Actually, I would find it hard to imagine any reader not liking this novel is they gave it a serious try.  Sure it’s hard to ignore the fact that you’re reading a novel about zombies – that is embarrassing – but I’ve found that biting the bullet and just accepting the undead as literary fashion and remembering this too shall pass, allows me to concentrate on the quality story that Boneshaker presents.

Here’s the situation, a woman and her teenage boy are the wife and son of a man that everyone hates in a alternate history 19th century Seattle.  Their lives has been destroyed by this hatred, and the boy desperately wants to prove his dad had some virtues, despite what his mother confirms about his father. 

This Seattle, Washington is unlike the one we know.  The civil war has been going on for twenty years, and an evil inventor has caused gases from beneath Seattle to well up and kill thousands of people.  To protect the country a giant wall is built around Seattle to contain the gas.  However, years later some people remain within the city, living in pockets of good air, knowing that if they breathe the gas they will die, or turn into a zombie.
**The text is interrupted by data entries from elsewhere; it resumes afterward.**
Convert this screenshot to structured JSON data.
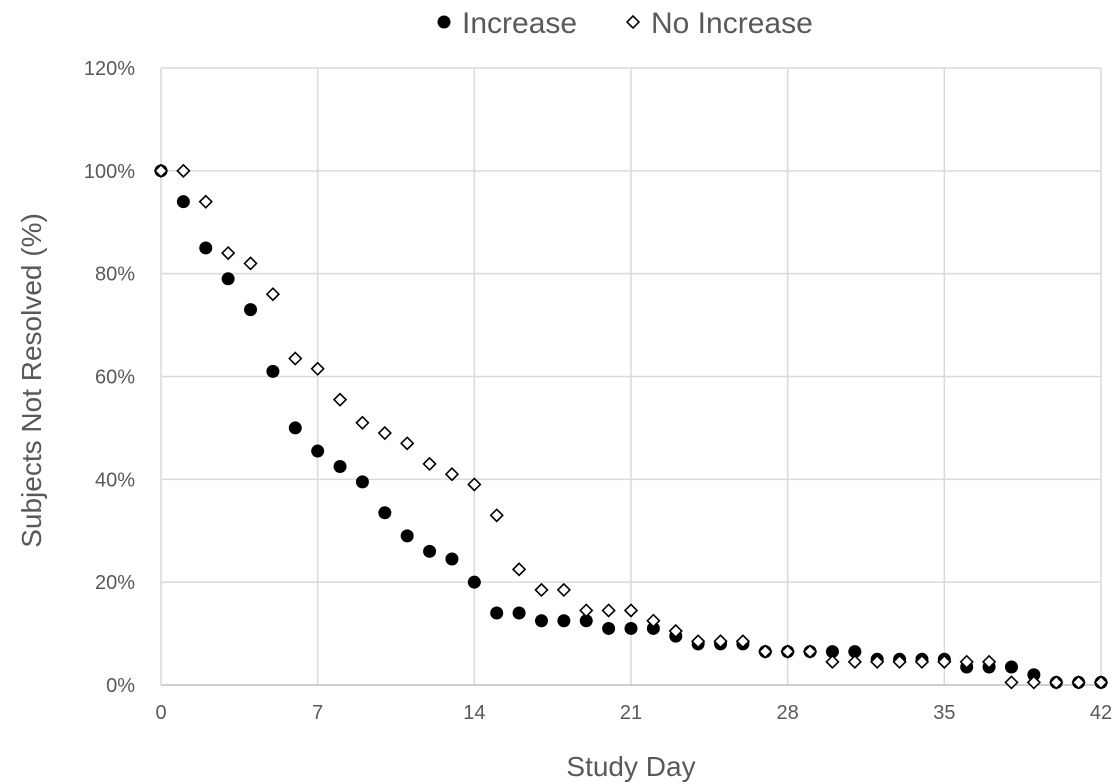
{
  "chart_data": {
    "type": "scatter",
    "title": "",
    "xlabel": "Study Day",
    "ylabel": "Subjects Not Resolved (%)",
    "xlim": [
      0,
      42
    ],
    "ylim": [
      0,
      120
    ],
    "xticks": [
      0,
      7,
      14,
      21,
      28,
      35,
      42
    ],
    "yticks": [
      0,
      20,
      40,
      60,
      80,
      100,
      120
    ],
    "xtick_labels": [
      "0",
      "7",
      "14",
      "21",
      "28",
      "35",
      "42"
    ],
    "ytick_labels": [
      "0%",
      "20%",
      "40%",
      "60%",
      "80%",
      "100%",
      "120%"
    ],
    "grid": true,
    "legend_position": "top-center",
    "series": [
      {
        "name": "Increase",
        "marker": "filled-circle",
        "color": "#000000",
        "x": [
          0,
          1,
          2,
          3,
          4,
          5,
          6,
          7,
          8,
          9,
          10,
          11,
          12,
          13,
          14,
          15,
          16,
          17,
          18,
          19,
          20,
          21,
          22,
          23,
          24,
          25,
          26,
          27,
          28,
          29,
          30,
          31,
          32,
          33,
          34,
          35,
          36,
          37,
          38,
          39,
          40,
          41,
          42
        ],
        "y": [
          100,
          94,
          85,
          79,
          73,
          61,
          50,
          45.5,
          42.5,
          39.5,
          33.5,
          29,
          26,
          24.5,
          20,
          14,
          14,
          12.5,
          12.5,
          12.5,
          11,
          11,
          11,
          9.5,
          8,
          8,
          8,
          6.5,
          6.5,
          6.5,
          6.5,
          6.5,
          5,
          5,
          5,
          5,
          3.5,
          3.5,
          3.5,
          2,
          0.5,
          0.5,
          0.5
        ]
      },
      {
        "name": "No Increase",
        "marker": "open-diamond",
        "color": "#000000",
        "x": [
          0,
          1,
          2,
          3,
          4,
          5,
          6,
          7,
          8,
          9,
          10,
          11,
          12,
          13,
          14,
          15,
          16,
          17,
          18,
          19,
          20,
          21,
          22,
          23,
          24,
          25,
          26,
          27,
          28,
          29,
          30,
          31,
          32,
          33,
          34,
          35,
          36,
          37,
          38,
          39,
          40,
          41,
          42
        ],
        "y": [
          100,
          100,
          94,
          84,
          82,
          76,
          63.5,
          61.5,
          55.5,
          51,
          49,
          47,
          43,
          41,
          39,
          33,
          22.5,
          18.5,
          18.5,
          14.5,
          14.5,
          14.5,
          12.5,
          10.5,
          8.5,
          8.5,
          8.5,
          6.5,
          6.5,
          6.5,
          4.5,
          4.5,
          4.5,
          4.5,
          4.5,
          4.5,
          4.5,
          4.5,
          0.5,
          0.5,
          0.5,
          0.5,
          0.5
        ]
      }
    ]
  }
}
That description does absolutely no justice to how colorful the setting is for Boneshaker.  But I don’t want to tell you too many details.  I listened to the audiobook edition of this novel without knowing much about it other than it had zombies, and people called it steampunk.  I would have been better even knowing less.  I had low expectations and even dreaded reading it. 

As soon as I started listening I didn’t want to stop.  Here’s the reason why it’s up for the Hugo – it’s a damn good story.  It’s just a good old fashion tale with lots of colorful characters and thrilling adventures.  Robert Louis Stevenson would have loved Boneshaker.  Ditto for Edgar Allan Poe, and maybe even Charles Dickens.  Edgar Rice Burroughs would have been jealous of its skillful twin narratives.

And I highly recommend the audiobook edition read by Kate Reading and Wil Wheaton.  Yes, that’s Wesley Crusher reading the boy’s part and he gives an impressive performance.  Of course Kate Reading is a superstar of the audiobook world.  The Boneshaker audio production is top notch and the dramatic reading brings out all the color of the novel.

Be sure and visit The Clockwork Century where Cherie Priest lays out plans for more novels set in the strange version of our 19th century America.

By the way, this effort to read all the Hugo nominee novels has paid off handsomely.  The diversity of story telling is impressive, but more than that, it’s a great snapshot of what science fiction and fantasy has become.  I shall do this again next year.  I’ve got one more novel to go, Palimpsest by Catherynne Valente, but the audio edition won’t be available until August 15th, still plenty of time to listen to before the awards are given over the labor day weekend.  So far, they’ve all deserve the Hugo.

JWH – 7/29/10

One thought on “Boneshaker by Cherie Priest”

  1. So there are TWO Hugo nominees with the same title, “Palimpsest” – one novel and one novella? That’s weird, isn’t it? It’s not exactly a common word.

    “Boneshaker” sounds interesting, Jim. Of course, I have nothing against zombies. 🙂 I loved “World War Z” by Max Brooks.